Basis for recommendation
These recommendations are based on expert opinion from international guidelines [ICSI, 2006; Strauss et al, 2007] and narrative reviews [Webster, 2002; Wolf, 2002; James, 2005; Ravenscroft, 2005; Acne Working Group, 2008].
Categorizing acne severity
- There is no universal grading system for the classification of acne severity [Strauss et al, 2007]. Grading systems have largely been developed for use in clinical trials and rely on lesion counts, but these are generally not suitable for clinical practice [Webster, 2002]. However, there is general consensus from experts that it is useful to categorize acne into three severity grades in order to guide management of the condition.

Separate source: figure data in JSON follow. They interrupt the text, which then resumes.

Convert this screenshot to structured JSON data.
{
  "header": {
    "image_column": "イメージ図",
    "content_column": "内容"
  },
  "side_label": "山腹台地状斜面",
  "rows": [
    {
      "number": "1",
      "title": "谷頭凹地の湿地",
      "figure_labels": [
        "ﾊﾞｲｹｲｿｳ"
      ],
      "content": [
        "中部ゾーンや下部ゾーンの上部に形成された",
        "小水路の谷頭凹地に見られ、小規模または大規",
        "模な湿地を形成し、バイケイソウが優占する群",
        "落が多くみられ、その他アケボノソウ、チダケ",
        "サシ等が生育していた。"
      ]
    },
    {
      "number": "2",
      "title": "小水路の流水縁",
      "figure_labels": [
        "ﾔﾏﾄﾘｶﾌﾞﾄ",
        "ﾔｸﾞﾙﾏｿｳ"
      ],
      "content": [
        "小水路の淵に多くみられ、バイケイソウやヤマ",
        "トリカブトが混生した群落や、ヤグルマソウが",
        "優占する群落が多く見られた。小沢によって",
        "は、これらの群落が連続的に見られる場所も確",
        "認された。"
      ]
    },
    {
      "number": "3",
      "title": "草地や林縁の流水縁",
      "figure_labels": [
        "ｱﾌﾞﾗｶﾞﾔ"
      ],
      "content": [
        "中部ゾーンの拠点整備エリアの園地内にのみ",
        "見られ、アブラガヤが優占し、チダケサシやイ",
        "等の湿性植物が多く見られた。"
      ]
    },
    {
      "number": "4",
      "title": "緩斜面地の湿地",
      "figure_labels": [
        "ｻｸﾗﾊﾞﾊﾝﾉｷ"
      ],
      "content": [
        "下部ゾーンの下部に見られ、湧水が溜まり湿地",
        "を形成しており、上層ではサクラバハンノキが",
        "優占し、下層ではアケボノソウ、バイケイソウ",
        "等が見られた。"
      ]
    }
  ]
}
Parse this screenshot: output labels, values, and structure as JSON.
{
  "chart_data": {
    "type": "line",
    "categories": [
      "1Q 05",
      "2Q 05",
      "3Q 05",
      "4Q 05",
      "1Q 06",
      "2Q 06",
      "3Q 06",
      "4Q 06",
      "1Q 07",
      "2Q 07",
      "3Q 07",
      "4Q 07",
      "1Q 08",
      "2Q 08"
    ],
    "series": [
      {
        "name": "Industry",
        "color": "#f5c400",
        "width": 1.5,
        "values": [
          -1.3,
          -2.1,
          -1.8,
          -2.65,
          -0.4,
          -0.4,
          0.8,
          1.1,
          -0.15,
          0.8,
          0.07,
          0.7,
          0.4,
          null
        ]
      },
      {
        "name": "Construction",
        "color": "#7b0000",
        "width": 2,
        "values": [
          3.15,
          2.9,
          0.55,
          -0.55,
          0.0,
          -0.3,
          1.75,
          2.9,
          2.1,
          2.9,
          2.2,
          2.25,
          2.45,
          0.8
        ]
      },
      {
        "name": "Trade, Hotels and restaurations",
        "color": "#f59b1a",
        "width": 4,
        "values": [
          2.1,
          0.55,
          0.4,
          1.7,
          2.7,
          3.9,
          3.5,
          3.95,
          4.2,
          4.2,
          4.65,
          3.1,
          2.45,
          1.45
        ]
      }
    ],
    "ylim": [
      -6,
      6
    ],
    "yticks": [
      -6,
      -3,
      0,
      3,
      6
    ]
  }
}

Psychosocial impact of acne
- During assessment, it is important to recognize the psychosocial impact of acne. It can have a severe negative impact on the person's life. Although often the person tends to overestimate the severity of their acne, the healthcare professional tends to underestimate it. Estimating the physical severity of acne alone is insufficient to guide management, as it may be appropriate to treat acne associated with a greater psychosocial impact more aggressively, or refer the person [Acne Working Group, 2008].